Experimental demonstration of spontaneous chirality in a nonlinear microresonator

TL;DR

This paper reports the first experimental observation of spontaneous chirality in a single ultrahigh-Q microresonator, caused by Kerr nonlinearity, with potential applications in fundamental physics and photonic devices.

Contribution

It demonstrates spontaneous chiral symmetry breaking in a single microresonator, a phenomenon previously unobserved in such simple systems.

Findings

Chiral field emerges spontaneously in a microresonator.

Chirality occurs at ultra-weak input power levels.
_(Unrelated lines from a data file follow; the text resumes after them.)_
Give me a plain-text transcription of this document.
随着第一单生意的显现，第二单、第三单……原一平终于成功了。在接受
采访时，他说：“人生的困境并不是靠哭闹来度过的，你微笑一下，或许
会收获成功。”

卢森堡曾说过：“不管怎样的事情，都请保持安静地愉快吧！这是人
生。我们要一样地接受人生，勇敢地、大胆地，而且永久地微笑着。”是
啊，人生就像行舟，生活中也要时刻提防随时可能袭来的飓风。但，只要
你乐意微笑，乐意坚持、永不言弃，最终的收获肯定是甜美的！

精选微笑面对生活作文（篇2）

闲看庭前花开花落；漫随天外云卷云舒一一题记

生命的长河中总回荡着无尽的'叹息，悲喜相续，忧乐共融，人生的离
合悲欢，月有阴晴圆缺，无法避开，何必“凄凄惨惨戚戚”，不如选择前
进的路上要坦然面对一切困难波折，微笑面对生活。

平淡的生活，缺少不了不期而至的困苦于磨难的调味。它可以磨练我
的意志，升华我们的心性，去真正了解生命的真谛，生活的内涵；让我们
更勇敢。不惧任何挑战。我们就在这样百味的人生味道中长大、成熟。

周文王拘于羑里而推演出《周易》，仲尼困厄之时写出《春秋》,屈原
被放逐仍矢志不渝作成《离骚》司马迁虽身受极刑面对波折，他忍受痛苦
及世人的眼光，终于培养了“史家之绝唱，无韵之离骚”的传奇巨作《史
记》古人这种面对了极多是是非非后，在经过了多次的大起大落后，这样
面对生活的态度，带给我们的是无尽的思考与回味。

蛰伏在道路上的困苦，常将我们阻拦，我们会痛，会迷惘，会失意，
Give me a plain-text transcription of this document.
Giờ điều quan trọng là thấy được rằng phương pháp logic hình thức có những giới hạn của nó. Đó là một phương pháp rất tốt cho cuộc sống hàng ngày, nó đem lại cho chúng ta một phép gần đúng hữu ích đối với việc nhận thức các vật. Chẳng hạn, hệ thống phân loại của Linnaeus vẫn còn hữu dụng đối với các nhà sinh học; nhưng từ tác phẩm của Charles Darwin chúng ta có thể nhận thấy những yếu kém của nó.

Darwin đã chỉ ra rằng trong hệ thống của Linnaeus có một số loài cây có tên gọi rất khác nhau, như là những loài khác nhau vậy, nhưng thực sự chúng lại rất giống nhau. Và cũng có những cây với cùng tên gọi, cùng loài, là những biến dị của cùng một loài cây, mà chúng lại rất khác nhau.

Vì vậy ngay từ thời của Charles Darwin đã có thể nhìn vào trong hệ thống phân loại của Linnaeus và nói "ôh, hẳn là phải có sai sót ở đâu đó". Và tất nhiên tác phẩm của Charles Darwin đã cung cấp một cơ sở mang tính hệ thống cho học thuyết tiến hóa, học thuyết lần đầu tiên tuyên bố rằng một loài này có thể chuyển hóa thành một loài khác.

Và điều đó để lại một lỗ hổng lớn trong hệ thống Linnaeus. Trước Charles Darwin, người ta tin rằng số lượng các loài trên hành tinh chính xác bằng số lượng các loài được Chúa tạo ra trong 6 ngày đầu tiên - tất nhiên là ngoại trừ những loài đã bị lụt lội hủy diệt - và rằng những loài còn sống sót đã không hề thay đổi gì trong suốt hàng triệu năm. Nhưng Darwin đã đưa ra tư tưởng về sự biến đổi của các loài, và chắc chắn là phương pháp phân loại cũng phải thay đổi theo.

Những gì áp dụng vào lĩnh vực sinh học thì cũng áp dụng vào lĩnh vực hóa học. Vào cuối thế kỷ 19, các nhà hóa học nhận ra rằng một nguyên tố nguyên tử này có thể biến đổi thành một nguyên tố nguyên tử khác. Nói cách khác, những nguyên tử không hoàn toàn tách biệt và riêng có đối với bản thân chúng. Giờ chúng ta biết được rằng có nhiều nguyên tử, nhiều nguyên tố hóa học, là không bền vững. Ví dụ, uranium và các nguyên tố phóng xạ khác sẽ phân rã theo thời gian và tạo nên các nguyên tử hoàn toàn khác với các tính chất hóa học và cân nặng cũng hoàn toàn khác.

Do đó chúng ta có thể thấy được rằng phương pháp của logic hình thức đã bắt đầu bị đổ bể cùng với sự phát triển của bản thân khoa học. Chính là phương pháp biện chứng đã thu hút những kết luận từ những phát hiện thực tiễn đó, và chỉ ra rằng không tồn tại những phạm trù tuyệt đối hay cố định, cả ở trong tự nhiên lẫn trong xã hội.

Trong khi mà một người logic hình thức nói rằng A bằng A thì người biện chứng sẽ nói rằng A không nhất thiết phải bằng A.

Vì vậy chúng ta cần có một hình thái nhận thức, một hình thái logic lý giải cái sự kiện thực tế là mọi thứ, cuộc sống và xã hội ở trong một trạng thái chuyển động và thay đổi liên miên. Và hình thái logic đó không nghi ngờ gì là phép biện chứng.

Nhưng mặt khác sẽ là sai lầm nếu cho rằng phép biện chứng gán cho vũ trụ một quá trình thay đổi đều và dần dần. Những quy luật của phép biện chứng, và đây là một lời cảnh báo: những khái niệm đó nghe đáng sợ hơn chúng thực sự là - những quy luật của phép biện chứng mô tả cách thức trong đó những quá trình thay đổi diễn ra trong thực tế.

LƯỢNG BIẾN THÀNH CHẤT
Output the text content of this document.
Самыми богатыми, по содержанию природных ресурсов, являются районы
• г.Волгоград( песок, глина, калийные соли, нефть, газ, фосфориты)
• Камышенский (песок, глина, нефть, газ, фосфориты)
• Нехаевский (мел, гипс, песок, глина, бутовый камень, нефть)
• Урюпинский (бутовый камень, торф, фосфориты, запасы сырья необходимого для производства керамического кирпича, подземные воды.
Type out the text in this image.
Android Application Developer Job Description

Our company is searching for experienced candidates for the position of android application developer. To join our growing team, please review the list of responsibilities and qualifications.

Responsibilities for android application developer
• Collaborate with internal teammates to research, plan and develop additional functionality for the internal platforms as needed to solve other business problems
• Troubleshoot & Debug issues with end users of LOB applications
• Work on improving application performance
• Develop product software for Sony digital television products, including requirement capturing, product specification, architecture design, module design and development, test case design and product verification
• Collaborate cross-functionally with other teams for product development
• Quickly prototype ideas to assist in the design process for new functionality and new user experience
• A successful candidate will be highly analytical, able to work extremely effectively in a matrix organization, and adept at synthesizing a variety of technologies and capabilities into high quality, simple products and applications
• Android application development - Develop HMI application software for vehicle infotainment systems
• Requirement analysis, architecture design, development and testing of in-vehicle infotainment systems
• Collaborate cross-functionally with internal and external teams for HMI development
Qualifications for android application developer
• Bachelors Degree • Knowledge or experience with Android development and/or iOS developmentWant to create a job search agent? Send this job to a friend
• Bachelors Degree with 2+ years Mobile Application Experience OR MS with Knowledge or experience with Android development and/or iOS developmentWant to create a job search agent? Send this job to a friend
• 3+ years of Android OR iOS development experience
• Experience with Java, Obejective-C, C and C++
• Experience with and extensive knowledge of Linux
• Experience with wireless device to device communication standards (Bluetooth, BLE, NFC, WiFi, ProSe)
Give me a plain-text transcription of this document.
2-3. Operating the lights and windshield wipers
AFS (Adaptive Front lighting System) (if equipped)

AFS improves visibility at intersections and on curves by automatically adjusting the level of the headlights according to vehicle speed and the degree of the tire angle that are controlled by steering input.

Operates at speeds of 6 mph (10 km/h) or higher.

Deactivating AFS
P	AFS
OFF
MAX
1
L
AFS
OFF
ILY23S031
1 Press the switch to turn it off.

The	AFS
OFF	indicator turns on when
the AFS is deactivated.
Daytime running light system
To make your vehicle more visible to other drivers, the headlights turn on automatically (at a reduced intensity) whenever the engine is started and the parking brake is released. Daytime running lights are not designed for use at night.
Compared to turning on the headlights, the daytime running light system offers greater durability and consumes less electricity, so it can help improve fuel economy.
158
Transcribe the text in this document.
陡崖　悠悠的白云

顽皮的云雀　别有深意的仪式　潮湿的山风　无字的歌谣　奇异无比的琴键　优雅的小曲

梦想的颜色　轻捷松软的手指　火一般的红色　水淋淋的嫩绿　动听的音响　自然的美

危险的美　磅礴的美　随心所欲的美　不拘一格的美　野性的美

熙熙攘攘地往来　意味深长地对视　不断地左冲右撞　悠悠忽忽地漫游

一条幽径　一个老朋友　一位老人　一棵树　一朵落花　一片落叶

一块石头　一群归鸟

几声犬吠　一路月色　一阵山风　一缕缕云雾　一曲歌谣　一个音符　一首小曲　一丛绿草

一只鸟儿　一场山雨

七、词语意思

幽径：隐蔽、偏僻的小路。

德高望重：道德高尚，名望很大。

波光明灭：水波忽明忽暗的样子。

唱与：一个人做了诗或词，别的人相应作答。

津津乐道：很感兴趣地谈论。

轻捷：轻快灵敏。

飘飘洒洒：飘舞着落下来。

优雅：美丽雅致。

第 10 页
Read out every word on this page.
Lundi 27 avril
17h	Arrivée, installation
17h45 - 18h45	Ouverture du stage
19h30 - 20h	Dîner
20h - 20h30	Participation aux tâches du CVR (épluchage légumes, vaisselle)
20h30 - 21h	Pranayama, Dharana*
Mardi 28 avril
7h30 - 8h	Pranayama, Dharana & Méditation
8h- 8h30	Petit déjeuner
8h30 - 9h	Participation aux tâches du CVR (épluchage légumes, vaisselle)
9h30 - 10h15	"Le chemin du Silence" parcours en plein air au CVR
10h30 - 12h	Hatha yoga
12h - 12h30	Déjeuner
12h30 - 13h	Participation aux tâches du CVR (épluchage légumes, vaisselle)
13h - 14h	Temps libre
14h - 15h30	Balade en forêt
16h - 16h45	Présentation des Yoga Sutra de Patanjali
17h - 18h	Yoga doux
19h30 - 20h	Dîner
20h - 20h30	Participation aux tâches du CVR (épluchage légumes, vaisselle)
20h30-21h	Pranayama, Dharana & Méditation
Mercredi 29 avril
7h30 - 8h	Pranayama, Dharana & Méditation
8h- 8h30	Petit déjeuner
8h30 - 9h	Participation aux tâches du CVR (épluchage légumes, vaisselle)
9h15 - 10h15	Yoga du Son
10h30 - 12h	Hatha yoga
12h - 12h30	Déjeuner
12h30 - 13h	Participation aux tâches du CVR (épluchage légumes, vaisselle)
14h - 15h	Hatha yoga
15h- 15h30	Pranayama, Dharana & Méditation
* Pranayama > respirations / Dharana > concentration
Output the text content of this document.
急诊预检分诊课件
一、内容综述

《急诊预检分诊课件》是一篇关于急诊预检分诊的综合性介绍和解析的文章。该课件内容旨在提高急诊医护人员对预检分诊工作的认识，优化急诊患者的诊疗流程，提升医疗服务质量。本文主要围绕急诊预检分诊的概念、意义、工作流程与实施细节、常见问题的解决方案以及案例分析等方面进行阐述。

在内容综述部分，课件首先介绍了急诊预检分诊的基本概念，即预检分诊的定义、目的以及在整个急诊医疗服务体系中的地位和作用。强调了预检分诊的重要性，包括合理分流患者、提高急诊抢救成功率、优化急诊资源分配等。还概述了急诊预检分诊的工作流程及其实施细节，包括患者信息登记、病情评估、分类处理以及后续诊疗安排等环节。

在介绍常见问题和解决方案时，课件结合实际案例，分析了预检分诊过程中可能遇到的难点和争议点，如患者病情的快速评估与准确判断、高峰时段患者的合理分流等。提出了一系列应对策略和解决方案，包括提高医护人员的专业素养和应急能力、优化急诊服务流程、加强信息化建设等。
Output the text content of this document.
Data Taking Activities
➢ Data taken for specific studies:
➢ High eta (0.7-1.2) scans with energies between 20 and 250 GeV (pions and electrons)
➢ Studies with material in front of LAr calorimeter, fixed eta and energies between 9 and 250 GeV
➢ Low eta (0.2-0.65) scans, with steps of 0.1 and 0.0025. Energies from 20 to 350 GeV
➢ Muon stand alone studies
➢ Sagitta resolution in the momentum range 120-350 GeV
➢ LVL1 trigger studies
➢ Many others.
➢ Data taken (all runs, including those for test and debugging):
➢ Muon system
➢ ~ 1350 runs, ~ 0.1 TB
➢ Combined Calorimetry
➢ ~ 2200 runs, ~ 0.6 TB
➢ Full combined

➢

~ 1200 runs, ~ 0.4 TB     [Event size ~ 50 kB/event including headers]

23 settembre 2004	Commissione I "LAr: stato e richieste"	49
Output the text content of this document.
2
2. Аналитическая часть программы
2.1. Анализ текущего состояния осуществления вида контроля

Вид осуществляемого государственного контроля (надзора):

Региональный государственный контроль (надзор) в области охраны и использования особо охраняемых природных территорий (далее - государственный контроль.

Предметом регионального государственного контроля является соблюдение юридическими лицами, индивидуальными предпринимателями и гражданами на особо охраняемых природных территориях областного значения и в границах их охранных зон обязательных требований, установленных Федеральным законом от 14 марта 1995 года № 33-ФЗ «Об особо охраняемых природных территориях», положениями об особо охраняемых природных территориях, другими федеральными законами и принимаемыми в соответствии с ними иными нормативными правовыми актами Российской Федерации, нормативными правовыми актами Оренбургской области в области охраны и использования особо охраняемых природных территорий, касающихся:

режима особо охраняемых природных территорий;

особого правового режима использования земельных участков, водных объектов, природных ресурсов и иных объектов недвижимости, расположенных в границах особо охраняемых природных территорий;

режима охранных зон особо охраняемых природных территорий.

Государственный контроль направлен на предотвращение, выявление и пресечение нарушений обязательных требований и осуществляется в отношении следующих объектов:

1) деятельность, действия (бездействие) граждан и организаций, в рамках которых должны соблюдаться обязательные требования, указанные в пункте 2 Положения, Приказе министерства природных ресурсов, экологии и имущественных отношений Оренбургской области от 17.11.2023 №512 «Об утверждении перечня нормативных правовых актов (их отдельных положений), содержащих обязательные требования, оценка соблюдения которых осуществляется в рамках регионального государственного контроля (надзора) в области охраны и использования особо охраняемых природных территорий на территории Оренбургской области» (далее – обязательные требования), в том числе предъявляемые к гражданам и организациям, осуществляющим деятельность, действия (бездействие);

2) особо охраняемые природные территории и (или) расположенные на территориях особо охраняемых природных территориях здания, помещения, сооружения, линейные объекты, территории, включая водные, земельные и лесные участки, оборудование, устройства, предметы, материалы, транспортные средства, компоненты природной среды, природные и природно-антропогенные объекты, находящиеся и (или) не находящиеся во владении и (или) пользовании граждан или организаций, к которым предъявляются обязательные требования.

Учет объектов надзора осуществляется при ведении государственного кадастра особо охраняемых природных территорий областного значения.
CW-to-CCW output ratio reaches 20:1.

Abstract

Chirality is an important concept that describes the asymmetry property of a system, which usually emerges spontaneously due to mirror symmetry breaking. Such spontaneous chirality manifests predominantly as parity breaking in modern physics, which has been studied extensively, for instance, in Higgs physics, double-well Bose-Einstein condensates, topological insulators and superconductors. In the optical domain, spontaneous chiral symmetry breaking has been elusive experimentally, especially for micro- and nano-photonics which demands multiple identical subsystems, such as photonic nanocavities, meta-molecules and other dual-core settings. Here, for the first time, we observe spontaneous emergence of a chiral field in a single ultrahigh-Q whispering- gallery microresonator. This counter-intuitive effect arises due to the inherent Kerr nonlinearity-modulated coupling between clockwise (CW) and counterclockwise (CCW) propagating waves. At an ultra-weak input threshold of a few hundred microwatts, the initial chiral symmetry is broken spontaneously, and the CW-to-CCW output ratio reaches 20:1. The spontaneous chirality in microresonator holds great potential in studies of fundamental physics and applied photonic devices.